Unfortunately, the knowledge that there is damage to our personal brand is difficult to come by.  There is a natural reluctance to tell colleagues what is being said about them, for many reasons.   So the awareness might come through less opportunities, being passed over for promotion, or just a feeling that relationships are tense, or less open.

 There is a tendency to believe negative stories, based on guesses or beliefs about others.   Very few people ask for the source when a story is funny or a bit unkind.   Once the rumour is repeated, the mere repeating creates a gravitas, the  rumour becomes a belief and then people start to say that there is no smoke without fire.   Sometimes, there is no fire, just a malicious assumption based on insufficient facts,  which gathers momentum, and denial just adds fuel to a vapourware fire.   Recently, a high school teacher in Gauteng was named on Facebook as the perpetrator of sex crimes in his school.  Later, the actual guilty party was named, but the damage to the innocent teacher's personal brand is real.

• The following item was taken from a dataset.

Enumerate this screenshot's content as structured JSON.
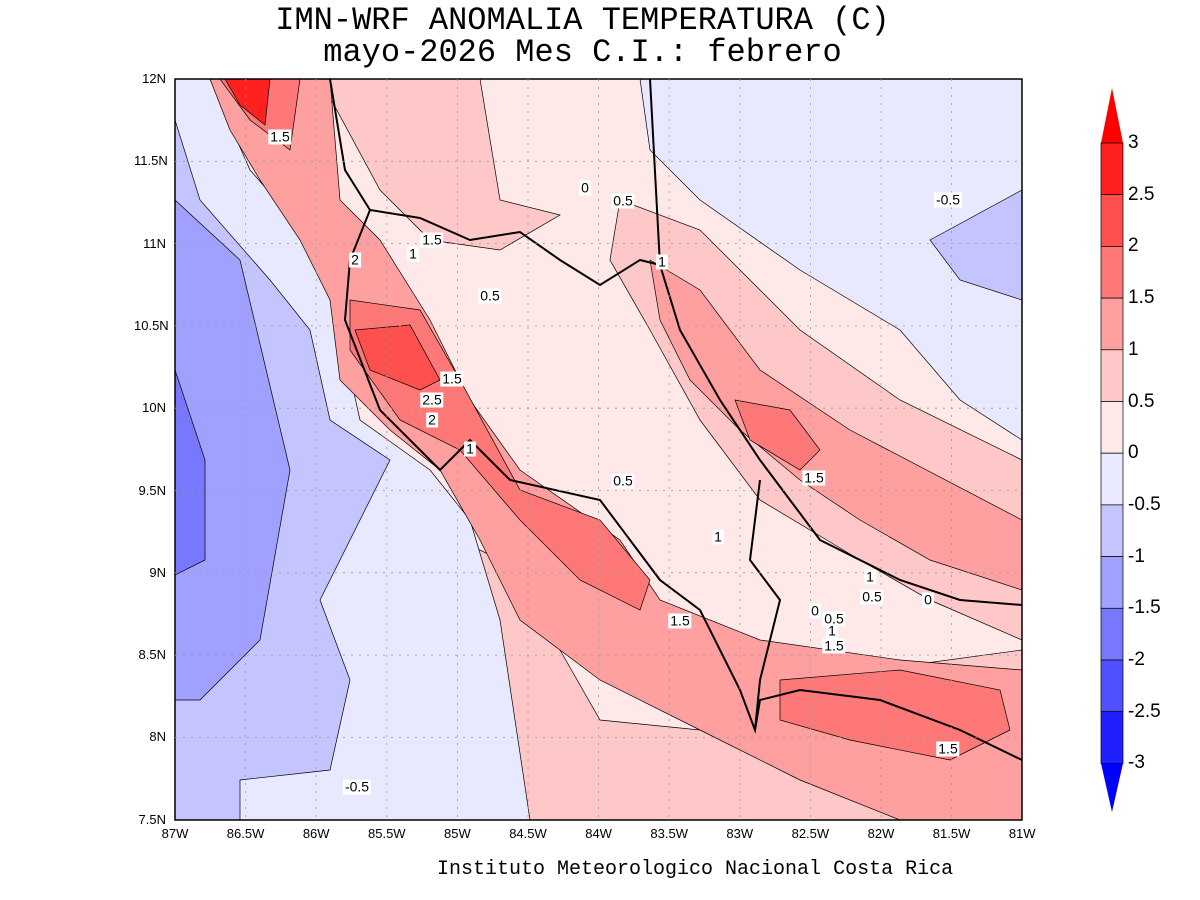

Should you be the victim of personal brand damage, it is extremely important to manage it.     Innocence is very difficult to prove, but guilt does need proof, too.    Shakespeare's Hamlet has led us to believe that too much protest means guilt, not true at all, of course.   How we handle gossip about ourselves is more about personality and confidence levels than guilt, most of the time.

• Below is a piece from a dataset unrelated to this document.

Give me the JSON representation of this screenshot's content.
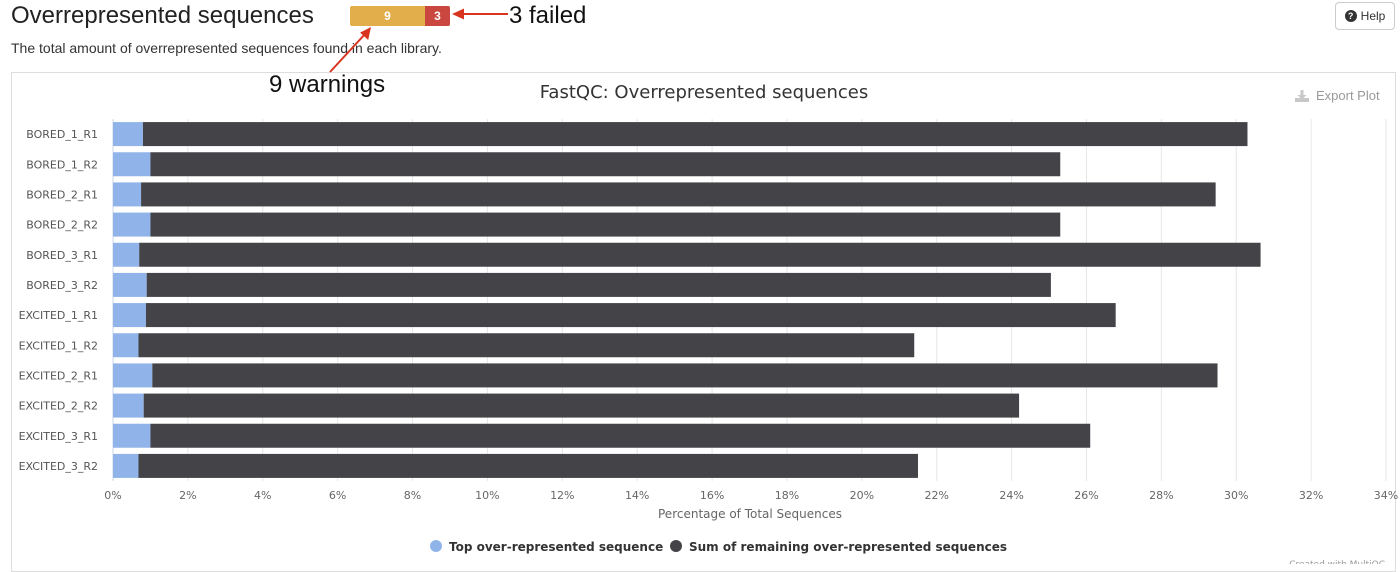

A structured, analytical approach is a good way forward, though.   Ask for a meeting with your line manager, or HR, as a kick off, with your future career as the main discussion point.  If your company is formal submit an agenda with topics including your aspirations, skills and personal brand.   You are then able to align your career objectives with your concerns around the stories circulating about you, and ask for advice and assistance in finding a way to get a more positive image in the company.

This type of bullying is hard to stop, because it can be so difficult to find the source.    Once management and HR are aware that it is happening, there are a number of steps that can be taken to move the culture away from bullying generally.   Workshops and open communication can go a long way to raising the impact, on both people and the company, of a negative workplace and how much nicer (and more productive) it is to work in a place where kindness is the norm.




“You are the chief marketing officer for the brand called you, but what others say about your brand is more impactful than what you say about yourself.”   Dan Schawbel






Links and References

Hamlet - William Shakespeare
The lady doth protest too much, methinks - Queen Gertrude.   In those days, protest meant promise, but current translation is such a strong objection, that it implies guilt.